Types of input data - BelenJM/supeRbaits GitHub Wiki

Different types of files can be used in supeRbaits:

Required input files

1. Genomic reference

Argument name = database

This input file refers to the genomic information available from the species of interest that you want to use as a reference for the designed baits. This reference database should be in FASTA format. See more information about the FASTA format here. For each entry, the FASTA format consists of at least two lines: one introduced by '>' and followed by a string (with the name of that chromosome, contig or piece of sequence of DNA), and the following lines containing the genomic sequence ('ATTTCAGGGTATGG'). Hence forth, each individual entity in a database file is called a 'sequence'.

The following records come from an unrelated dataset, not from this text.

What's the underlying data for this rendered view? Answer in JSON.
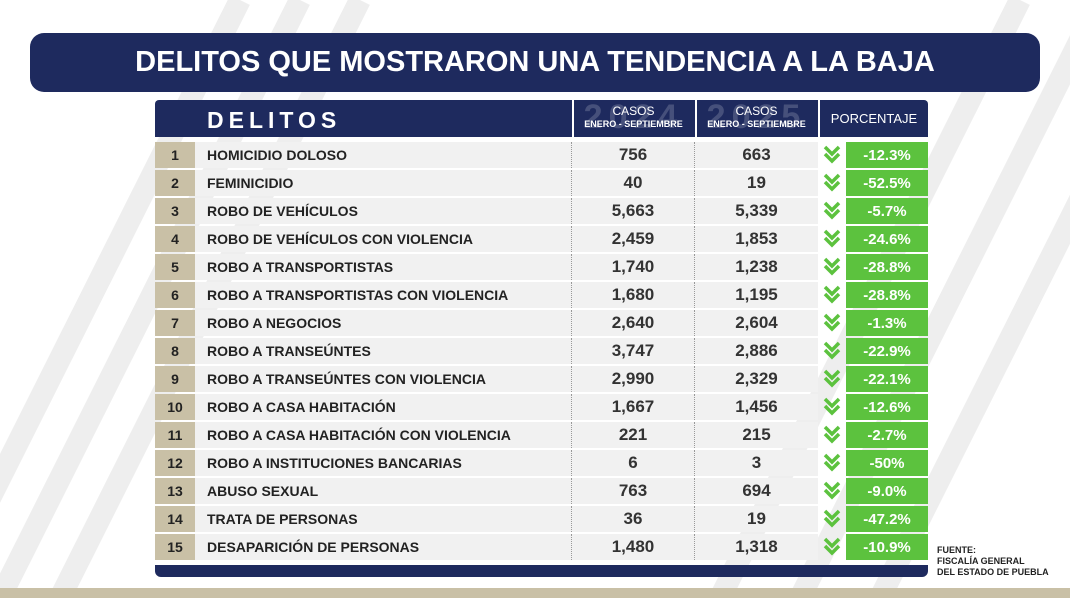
{
  "header": {
    "title": "DELITOS QUE MOSTRARON UNA TENDENCIA A LA BAJA"
  },
  "table": {
    "columns": {
      "crime": "DELITOS",
      "year1": "2024",
      "year2": "2025",
      "cases1": "CASOS",
      "period1": "ENERO - SEPTIEMBRE",
      "cases2": "CASOS",
      "period2": "ENERO - SEPTIEMBRE",
      "percent": "PORCENTAJE"
    },
    "rows": [
      [
        "1",
        "HOMICIDIO DOLOSO",
        "756",
        "663",
        "-12.3%"
      ],
      [
        "2",
        "FEMINICIDIO",
        "40",
        "19",
        "-52.5%"
      ],
      [
        "3",
        "ROBO DE VEHÍCULOS",
        "5,663",
        "5,339",
        "-5.7%"
      ],
      [
        "4",
        "ROBO DE VEHÍCULOS CON VIOLENCIA",
        "2,459",
        "1,853",
        "-24.6%"
      ],
      [
        "5",
        "ROBO A TRANSPORTISTAS",
        "1,740",
        "1,238",
        "-28.8%"
      ],
      [
        "6",
        "ROBO A TRANSPORTISTAS CON VIOLENCIA",
        "1,680",
        "1,195",
        "-28.8%"
      ],
      [
        "7",
        "ROBO A NEGOCIOS",
        "2,640",
        "2,604",
        "-1.3%"
      ],
      [
        "8",
        "ROBO A TRANSEÚNTES",
        "3,747",
        "2,886",
        "-22.9%"
      ],
      [
        "9",
        "ROBO A TRANSEÚNTES CON VIOLENCIA",
        "2,990",
        "2,329",
        "-22.1%"
      ],
      [
        "10",
        "ROBO A CASA HABITACIÓN",
        "1,667",
        "1,456",
        "-12.6%"
      ],
      [
        "11",
        "ROBO A CASA HABITACIÓN CON VIOLENCIA",
        "221",
        "215",
        "-2.7%"
      ],
      [
        "12",
        "ROBO A INSTITUCIONES BANCARIAS",
        "6",
        "3",
        "-50%"
      ],
      [
        "13",
        "ABUSO SEXUAL",
        "763",
        "694",
        "-9.0%"
      ],
      [
        "14",
        "TRATA DE PERSONAS",
        "36",
        "19",
        "-47.2%"
      ],
      [
        "15",
        "DESAPARICIÓN DE PERSONAS",
        "1,480",
        "1,318",
        "-10.9%"
      ]
    ]
  },
  "footer": {
    "source": [
      "FUENTE:",
      "FISCALÍA GENERAL",
      "DEL ESTADO DE PUEBLA"
    ]
  }
}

Note that we have implemented a function within the package, i.e. standardize_lengths, that makes sure that the sequences are properly organised in the FASTA file.

Optional input files:

2. Exclusion areas

Argument name = exclusions

This type of input file is only used if you want to exclude certain areas from your genomic database and not generate baits from those (using the argument exclusions). The input file consists on the first three columns of a BED file, where the first column represents the chromosome/contig name (same names used in the database), and the second and third column represent the bp where the exclusion region starts and end. Each row contains a separate exclusion region. This file does not require column headers, and the data should be separated by tabs.

3. Inclusion areas

Argument name = regions

This type of input file refers to regions of the genomic database that you are very interested in including within your baits. This type of input file is used if you want to make use of the argument regions. A region file is structured in a similar fashion to the exclusions, where for each gene you have one or more intervals of base pairs you are interested in. The input file consists on the first three columns of a BED file, i.e. Chromosome_name \t start_bp \t end_bp\n, where each row contains a single region of interest.

4. Restriction areas

Argument name = restrict

This type of input file is a vector of chromosome names OR position numbers to which the analysis should be restricted to. This argument allows supeRbaits to only design baits for specific genes, specified either by name or position on the database.